There are a couple ways to implement this AM-Container communication:
* *RPC* We could introduce direct synchronous or asynchronous communication between the AM and containers.  This would be the most flexible, but we currently have no RPC framework at all (aside from the AM-RM), so would be a significant change.
* *ZooKeeper* Usual drill; would put more pressure on ZK than is already done, but likely to not be overly problematic.
* *Write state changes/commands from AM to containers into another topic* This approach would be the most consistent with our current approach to similar bits of state, such as checkpointing and state stores.  For instance, if the AM detected a container was falling too far behind on a particular task instance, it could:
** Write a command to the Control log: Container N: Shutdown TI-Foo.
** Wait for Container N to do so and signal by writing into the topic.
** Spin up new container, M, and assign to it the SSPs for TI-Foo.
In this way, the job continues without interruption.  Later, it could be scaled down as well.

A few thoughts:
* The control log effectively acts as an edits log/state store for the job itself and could be either read by other, ancillary processes or merged to be restored from later in a quick fashion.
* The commands should be framework agnostic (hattip: [~criccomini]) so we are not tied to YARN by this feature.
* The command vocabulary should be easily extended and deprecated as necessary.

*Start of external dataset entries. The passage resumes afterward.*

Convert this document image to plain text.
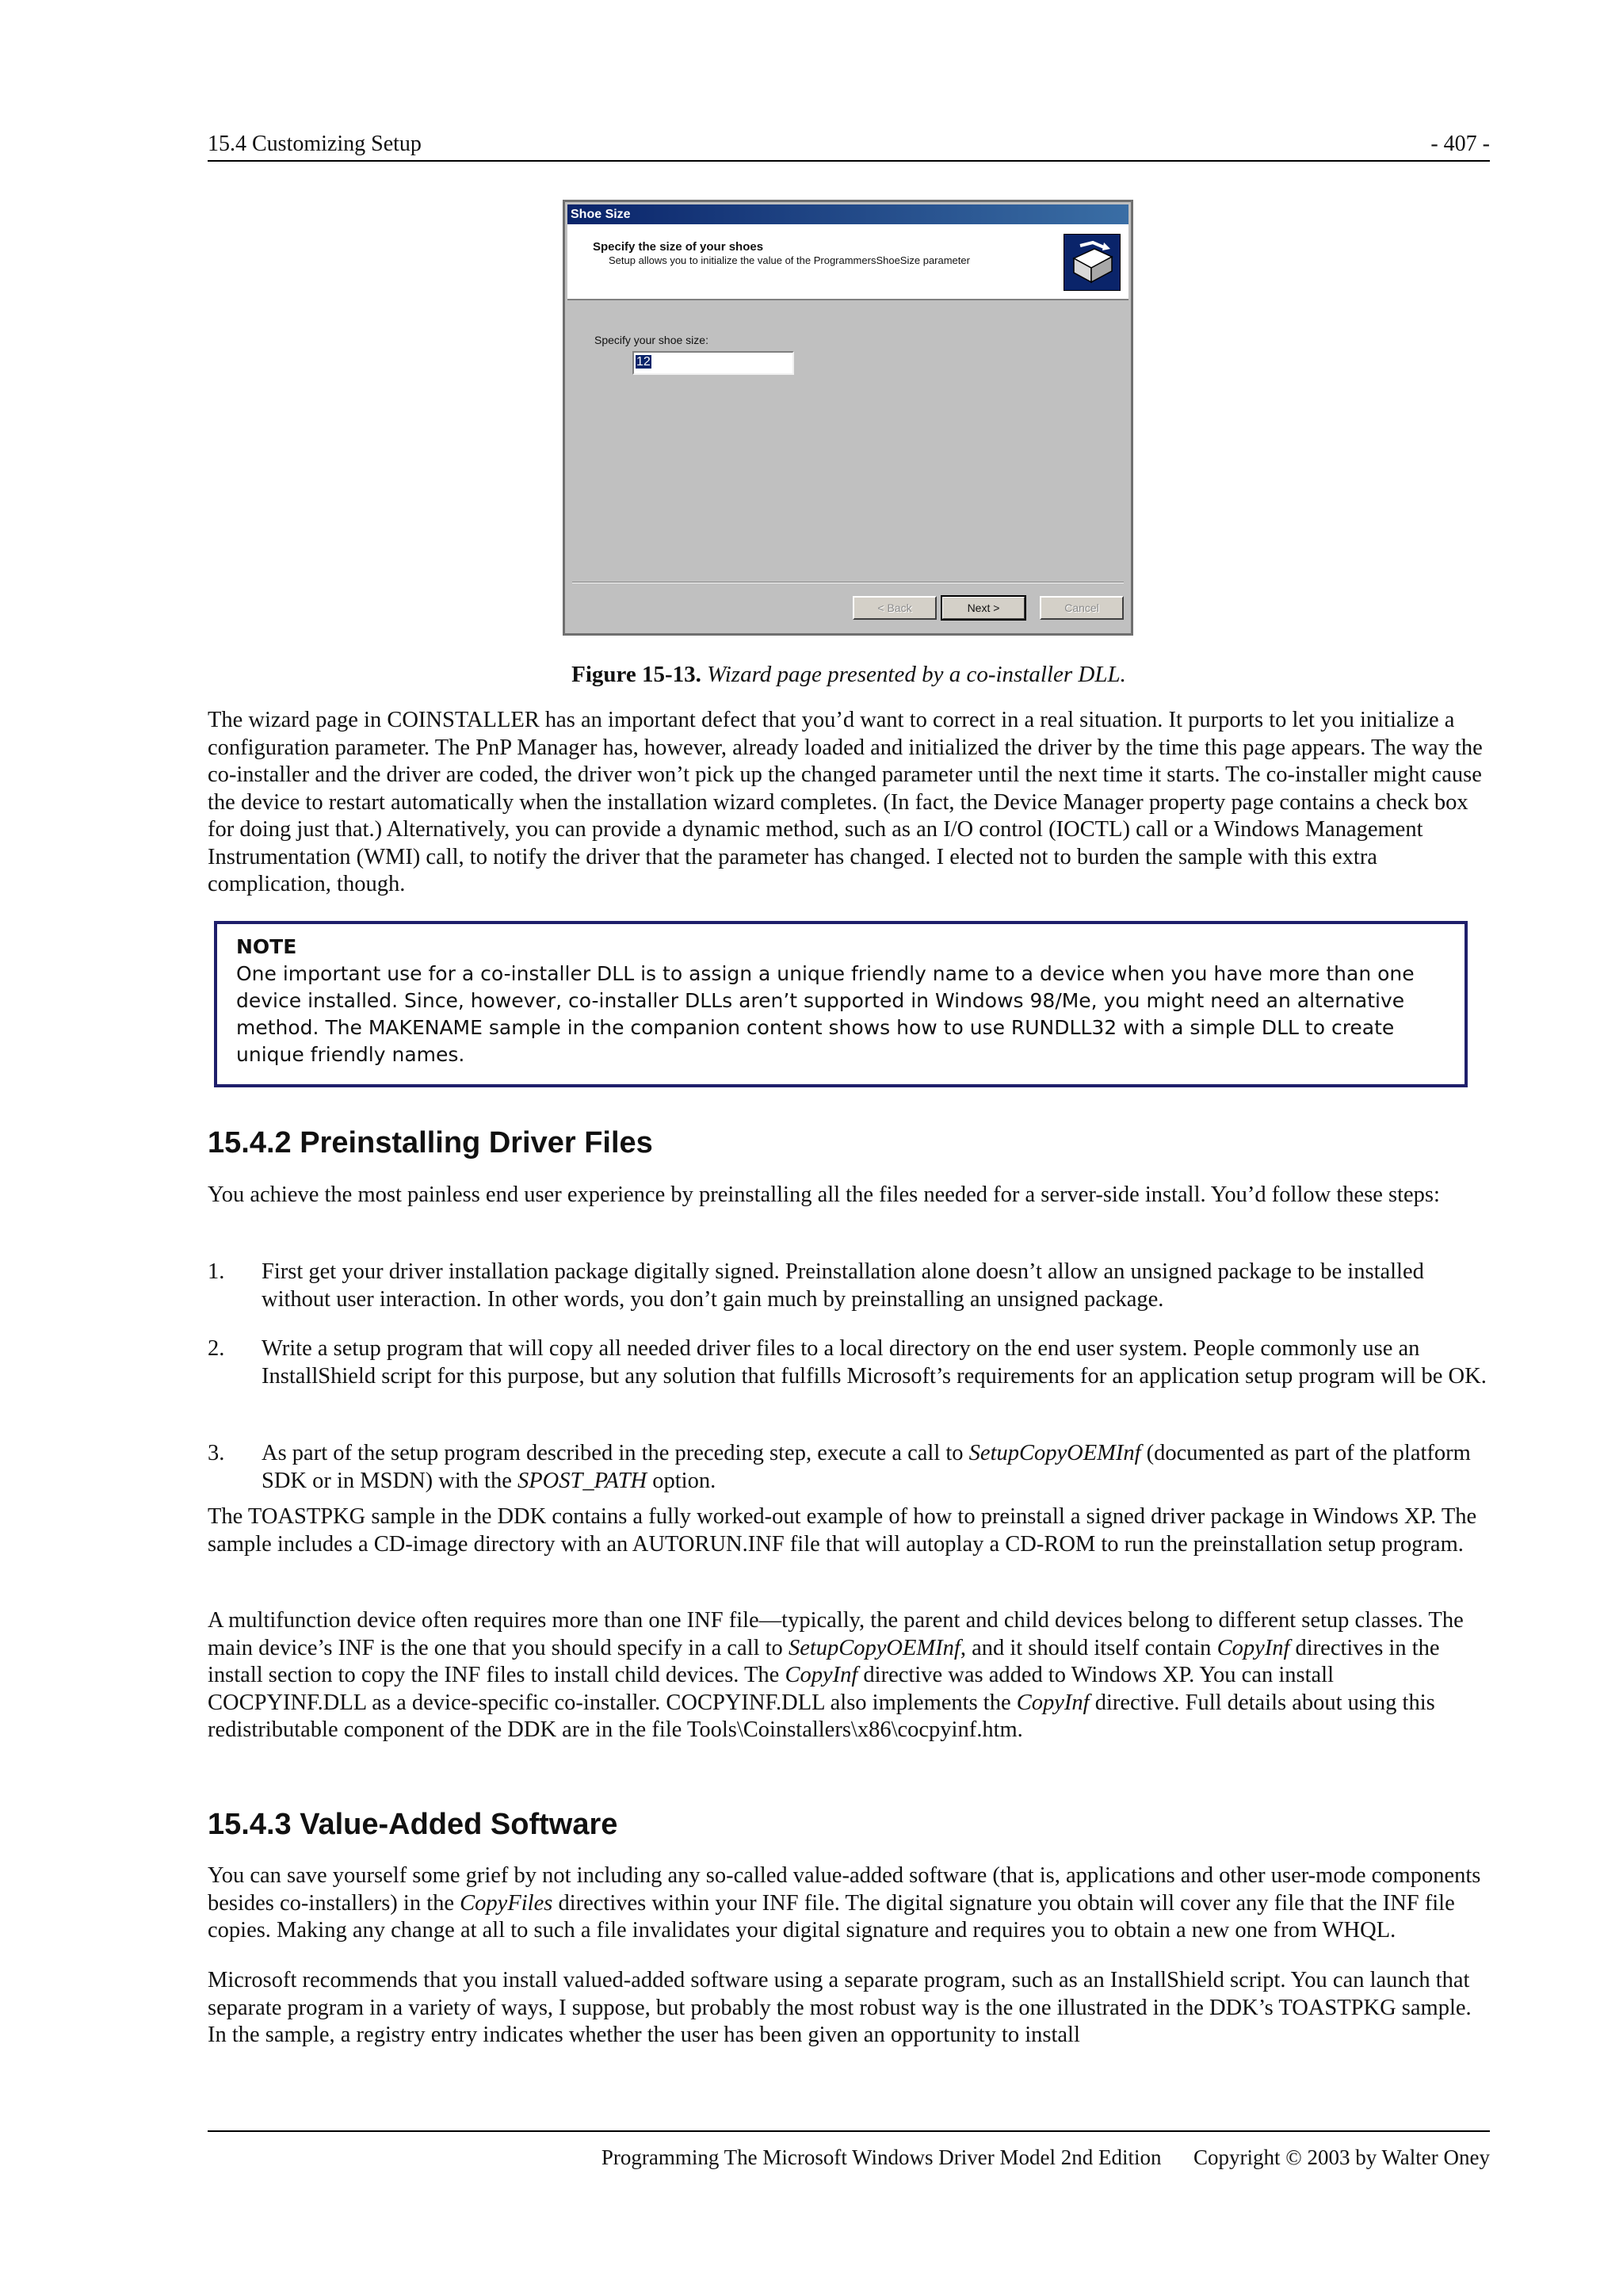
15.4 Customizing Setup	- 407 -
Shoe Size
Specify the size of your shoes
Setup allows you to initialize the value of the ProgrammersShoeSize parameter
Specify your shoe size:
12
< Back	Next >	Cancel
Figure 15-13. Wizard page presented by a co-installer DLL.

The wizard page in COINSTALLER has an important defect that you’d want to correct in a real situation. It purports to let you initialize a configuration parameter. The PnP Manager has, however, already loaded and initialized the driver by the time this page appears. The way the co-installer and the driver are coded, the driver won’t pick up the changed parameter until the next time it starts. The co-installer might cause the device to restart automatically when the installation wizard completes. (In fact, the Device Manager property page contains a check box for doing just that.) Alternatively, you can provide a dynamic method, such as an I/O control (IOCTL) call or a Windows Management Instrumentation (WMI) call, to notify the driver that the parameter has changed. I elected not to burden the sample with this extra complication, though.

NOTE
One important use for a co-installer DLL is to assign a unique friendly name to a device when you have more than one device installed. Since, however, co-installer DLLs aren’t supported in Windows 98/Me, you might need an alternative method. The MAKENAME sample in the companion content shows how to use RUNDLL32 with a simple DLL to create unique friendly names.
15.4.2 Preinstalling Driver Files

You achieve the most painless end user experience by preinstalling all the files needed for a server-side install. You’d follow these steps:

1. First get your driver installation package digitally signed. Preinstallation alone doesn’t allow an unsigned package to be installed without user interaction. In other words, you don’t gain much by preinstalling an unsigned package.
2. Write a setup program that will copy all needed driver files to a local directory on the end user system. People commonly use an InstallShield script for this purpose, but any solution that fulfills Microsoft’s requirements for an application setup program will be OK.
3. As part of the setup program described in the preceding step, execute a call to SetupCopyOEMInf (documented as part of the platform SDK or in MSDN) with the SPOST_PATH option.

The TOASTPKG sample in the DDK contains a fully worked-out example of how to preinstall a signed driver package in Windows XP. The sample includes a CD-image directory with an AUTORUN.INF file that will autoplay a CD-ROM to run the preinstallation setup program.

A multifunction device often requires more than one INF file—typically, the parent and child devices belong to different setup classes. The main device’s INF is the one that you should specify in a call to SetupCopyOEMInf, and it should itself contain CopyInf directives in the install section to copy the INF files to install child devices. The CopyInf directive was added to Windows XP. You can install COCPYINF.DLL as a device-specific co-installer. COCPYINF.DLL also implements the CopyInf directive. Full details about using this redistributable component of the DDK are in the file Tools\Coinstallers\x86\cocpyinf.htm.

15.4.3 Value-Added Software

You can save yourself some grief by not including any so-called value-added software (that is, applications and other user-mode components besides co-installers) in the CopyFiles directives within your INF file. The digital signature you obtain will cover any file that the INF file copies. Making any change at all to such a file invalidates your digital signature and requires you to obtain a new one from WHQL.

Microsoft recommends that you install valued-added software using a separate program, such as an InstallShield script. You can launch that separate program in a variety of ways, I suppose, but probably the most robust way is the one illustrated in the DDK’s TOASTPKG sample. In the sample, a registry entry indicates whether the user has been given an opportunity to install

Programming The Microsoft Windows Driver Model 2nd Edition Copyright © 2003 by Walter Oney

These are all non-critical, distant requirements, but we should keep them in mind as we expand Samza in the near term.

> Consider implementing job control topic to support dynamic inputs, capacity changes, etc.
> -----------------------------------------------------------------------------------------
>
>                 Key: SAMZA-237
>                 URL: https://issues.apache.org/jira/browse/SAMZA-237
>             Project: Samza
>          Issue Type: Wish
>          Components: container
>            Reporter: Jakob Homan
>
> Full description below, to avoid overly verbose email messages as we chat.